Otto, groping after what was complimentary in this outburst, came to the conclusion that the clang of the gates had obliterated its part meaning.

“Besides,” Cliffe ran on, in a rapid confidential undertone, “why be for ever bound by the conventions?—Look at all the jaded joyless faces——” A rubicund Jack Tar opposite grinned broadly, thrust his tongue in his cheek, his arm round his girl beside him, and rolled an expressive eye in Cliffe’s direction. “The day’s routine, and the jolting train, and a dreary little home in Camden Town, and the evening paper, and another day—and another, and yet another.... What those faces want, Mr Redbury, and I see you agree with me, is Paganism—joie de vivre—a gallop with the centaurs!”

His companion, who would have turned peevish and retired into his bathroom stronghold at the very first encounter with a centaur, nodded sagely....

“O glorious Life!” rhapsodized Cliffe, stretching forth his arms, oblivious of his neighbours’ discomfort and astonishment.

“Wass-vot? who vere you viz last night?” chuckled Otto, his eyes mere slits of lewd curiosity.

“Last night ... last night ...” ecstatically—then came an imperceptible halt, as Cliffe discarded a comparatively innocent evening spent at home with Philip Gibbs’ “Soul of the War,” in favour of his almost equally harmless adventure with Deb at Seaview the week-end before. This would serve, touched up with scarlet and purple; it was additionally spiced by the reflection of how Otto’s whetted tongue would loll out, metaphorically speaking, if he knew that the heroine of this presented drama of Real Life as it isn’t, was Deb Marcus, his late partner’s daughter, and a friend of his own daughter Nell.

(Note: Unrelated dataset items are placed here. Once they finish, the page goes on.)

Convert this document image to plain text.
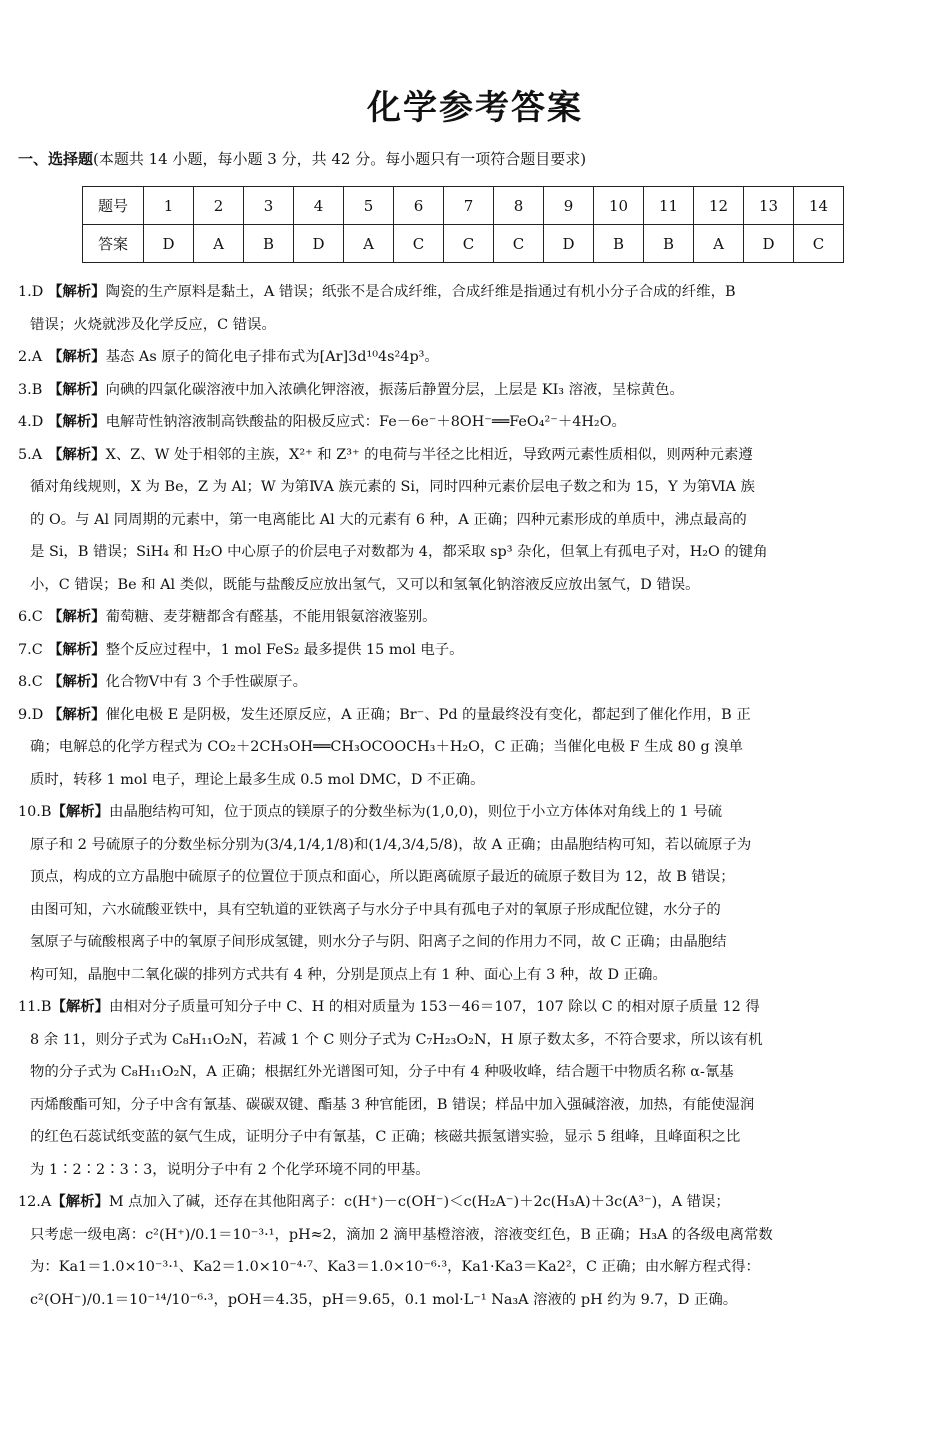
化学参考答案
一、选择题(本题共 14 小题，每小题 3 分，共 42 分。每小题只有一项符合题目要求)
题号	1	2	3	4	5	6	7	8	9	10	11	12	13	14
答案	D	A	B	D	A	C	C	C	D	B	B	A	D	C
1.D 【解析】陶瓷的生产原料是黏土，A 错误；纸张不是合成纤维，合成纤维是指通过有机小分子合成的纤维，B
错误；火烧就涉及化学反应，C 错误。
2.A 【解析】基态 As 原子的简化电子排布式为[Ar]3d¹⁰4s²4p³。
3.B 【解析】向碘的四氯化碳溶液中加入浓碘化钾溶液，振荡后静置分层，上层是 KI₃ 溶液，呈棕黄色。
4.D 【解析】电解苛性钠溶液制高铁酸盐的阳极反应式：Fe－6e⁻＋8OH⁻══FeO₄²⁻＋4H₂O。
5.A 【解析】X、Z、W 处于相邻的主族，X²⁺ 和 Z³⁺ 的电荷与半径之比相近，导致两元素性质相似，则两种元素遵
循对角线规则，X 为 Be，Z 为 Al；W 为第ⅣA 族元素的 Si，同时四种元素价层电子数之和为 15，Y 为第ⅥA 族
的 O。与 Al 同周期的元素中，第一电离能比 Al 大的元素有 6 种，A 正确；四种元素形成的单质中，沸点最高的
是 Si，B 错误；SiH₄ 和 H₂O 中心原子的价层电子对数都为 4，都采取 sp³ 杂化，但氧上有孤电子对，H₂O 的键角
小，C 错误；Be 和 Al 类似，既能与盐酸反应放出氢气，又可以和氢氧化钠溶液反应放出氢气，D 错误。
6.C 【解析】葡萄糖、麦芽糖都含有醛基，不能用银氨溶液鉴别。
7.C 【解析】整个反应过程中，1 mol FeS₂ 最多提供 15 mol 电子。
8.C 【解析】化合物Ⅴ中有 3 个手性碳原子。
9.D 【解析】催化电极 E 是阴极，发生还原反应，A 正确；Br⁻、Pd 的量最终没有变化，都起到了催化作用，B 正
确；电解总的化学方程式为 CO₂＋2CH₃OH══CH₃OCOOCH₃＋H₂O，C 正确；当催化电极 F 生成 80 g 溴单
质时，转移 1 mol 电子，理论上最多生成 0.5 mol DMC，D 不正确。
10.B【解析】由晶胞结构可知，位于顶点的镁原子的分数坐标为(1,0,0)，则位于小立方体体对角线上的 1 号硫
原子和 2 号硫原子的分数坐标分别为(3/4,1/4,1/8)和(1/4,3/4,5/8)，故 A 正确；由晶胞结构可知，若以硫原子为
顶点，构成的立方晶胞中硫原子的位置位于顶点和面心，所以距离硫原子最近的硫原子数目为 12，故 B 错误；
由图可知，六水硫酸亚铁中，具有空轨道的亚铁离子与水分子中具有孤电子对的氧原子形成配位键，水分子的
氢原子与硫酸根离子中的氧原子间形成氢键，则水分子与阴、阳离子之间的作用力不同，故 C 正确；由晶胞结
构可知，晶胞中二氧化碳的排列方式共有 4 种，分别是顶点上有 1 种、面心上有 3 种，故 D 正确。
11.B【解析】由相对分子质量可知分子中 C、H 的相对质量为 153－46＝107，107 除以 C 的相对原子质量 12 得
8 余 11，则分子式为 C₈H₁₁O₂N，若减 1 个 C 则分子式为 C₇H₂₃O₂N，H 原子数太多，不符合要求，所以该有机
物的分子式为 C₈H₁₁O₂N，A 正确；根据红外光谱图可知，分子中有 4 种吸收峰，结合题干中物质名称 α-氰基
丙烯酸酯可知，分子中含有氰基、碳碳双键、酯基 3 种官能团，B 错误；样品中加入强碱溶液，加热，有能使湿润
的红色石蕊试纸变蓝的氨气生成，证明分子中有氰基，C 正确；核磁共振氢谱实验，显示 5 组峰，且峰面积之比
为 1∶2∶2∶3∶3，说明分子中有 2 个化学环境不同的甲基。
12.A【解析】M 点加入了碱，还存在其他阳离子：c(H⁺)－c(OH⁻)＜c(H₂A⁻)＋2c(H₃A)＋3c(A³⁻)，A 错误；
只考虑一级电离：c²(H⁺)/0.1＝10⁻³·¹，pH≈2，滴加 2 滴甲基橙溶液，溶液变红色，B 正确；H₃A 的各级电离常数
为：Ka1＝1.0×10⁻³·¹、Ka2＝1.0×10⁻⁴·⁷、Ka3＝1.0×10⁻⁶·³，Ka1·Ka3＝Ka2²，C 正确；由水解方程式得：
c²(OH⁻)/0.1＝10⁻¹⁴/10⁻⁶·³，pOH＝4.35，pH＝9.65，0.1 mol·L⁻¹ Na₃A 溶液的 pH 约为 9.7，D 正确。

“Two of us—and the great scented common rolling away from our doors to a star-stabbed sky. Two of us—for when the little Dryad so long immersed in the oak-tree of tradition, sprang out at last into my arms, her hair wildly ablow, and with lips red as blood, then all the pettier issues of the Philistines were trampled, I say trampled, Mr Redbury, under the wings which sprang godlike from our exultant shoulder blades!... (Oh God! what a sentence!...)”

“Camden Town!”

The morbidly interested school-girl on Cliffe’s left was reluctant to alight—but that happened to be her station, and she dared not be late for supper.